Airport Councils Outline $100B in Projects After Trump Talks
📅 Fri February 10, 2017 - National Edition
Bart Jansen , USA TODAY
President Trump speaks Feb. 9, 2017, during a meeting with airline and airport executives in the State Dining Room of the White House in Washington, D.C. (Photo: SAUL LOEB, AFP/Getty Images)
Airport executives who met Thursday with President Trump heard support for upgrading their facilities, and airline executives heard Trump endorse the privatization of air-traffic control. But the details must still be resolved.
Kevin Burke, CEO of Airports Council International – North America, said Trump stated four times that “we need to rebuild America's airports.” The group outlined plans for $100 billion in projects over the next five years, if the funding could be found.
“He asked a lot of questions,” Burke said. “He said that he would get the money – he would figure out a way to get the money. We looked at that as a positive thing.”
Trump suggested that U.S. airport executives visit Dubai and Singapore to see how good airports operate.
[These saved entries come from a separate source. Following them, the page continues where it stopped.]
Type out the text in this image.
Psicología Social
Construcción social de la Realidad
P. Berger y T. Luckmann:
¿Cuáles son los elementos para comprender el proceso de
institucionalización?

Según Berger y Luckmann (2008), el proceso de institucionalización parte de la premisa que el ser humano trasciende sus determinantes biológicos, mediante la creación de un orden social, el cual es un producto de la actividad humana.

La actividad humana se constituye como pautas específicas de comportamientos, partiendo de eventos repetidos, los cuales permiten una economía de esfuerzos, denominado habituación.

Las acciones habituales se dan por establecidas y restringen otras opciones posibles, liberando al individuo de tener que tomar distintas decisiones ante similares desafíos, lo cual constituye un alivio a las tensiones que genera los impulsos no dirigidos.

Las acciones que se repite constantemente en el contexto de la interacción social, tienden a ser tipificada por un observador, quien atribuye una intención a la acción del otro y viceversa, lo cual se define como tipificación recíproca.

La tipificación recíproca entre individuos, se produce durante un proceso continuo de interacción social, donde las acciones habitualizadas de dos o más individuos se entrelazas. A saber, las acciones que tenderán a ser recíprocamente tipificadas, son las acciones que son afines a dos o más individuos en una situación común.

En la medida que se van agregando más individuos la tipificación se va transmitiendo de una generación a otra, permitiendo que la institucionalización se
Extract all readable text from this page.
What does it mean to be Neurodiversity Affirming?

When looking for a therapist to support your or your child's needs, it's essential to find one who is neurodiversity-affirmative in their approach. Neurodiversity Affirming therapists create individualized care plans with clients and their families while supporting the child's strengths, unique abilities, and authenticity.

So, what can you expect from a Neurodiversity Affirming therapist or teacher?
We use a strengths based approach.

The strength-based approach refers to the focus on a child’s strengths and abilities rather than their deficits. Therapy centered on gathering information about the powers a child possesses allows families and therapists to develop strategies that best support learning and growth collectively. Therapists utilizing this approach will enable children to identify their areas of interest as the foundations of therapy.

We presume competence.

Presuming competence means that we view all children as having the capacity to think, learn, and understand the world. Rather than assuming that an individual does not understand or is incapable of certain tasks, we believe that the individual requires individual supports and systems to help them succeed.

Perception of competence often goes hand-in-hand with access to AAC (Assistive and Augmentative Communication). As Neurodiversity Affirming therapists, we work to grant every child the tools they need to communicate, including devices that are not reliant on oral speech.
Trump asked about the major construction at New York's LaGuardia airport.
“We've got some homework to do in the United States and see what's happening around the world,” said Bill Vanecek, director of aviation for Buffalo Niagara International Airport and chairman of ACI.
Buffalo is now designing a $65 million terminal expansion and enhancement project for the next five years.
“We'll be very closely monitoring the financing options for that project,” Vanecek said.
Rob Wigington, CEO of Metropolitan Nashville Airport Authority, said that airport is the fourth-fastest growing in the country and has plans for $1.2 billion over five years to improve parking, roads, terminals and add gates.
“That's exactly the kind of program where we need more passenger-facility charges at the local level to help us do that,” Wigington said.
Funding is the open question. Trump has proposed $1 trillion during the next decade for construction of roads, bridges and airports. But Senate Majority Leader Mitch McConnell, R-Ky., has discouraged talk of a trillion-dollar stimulus.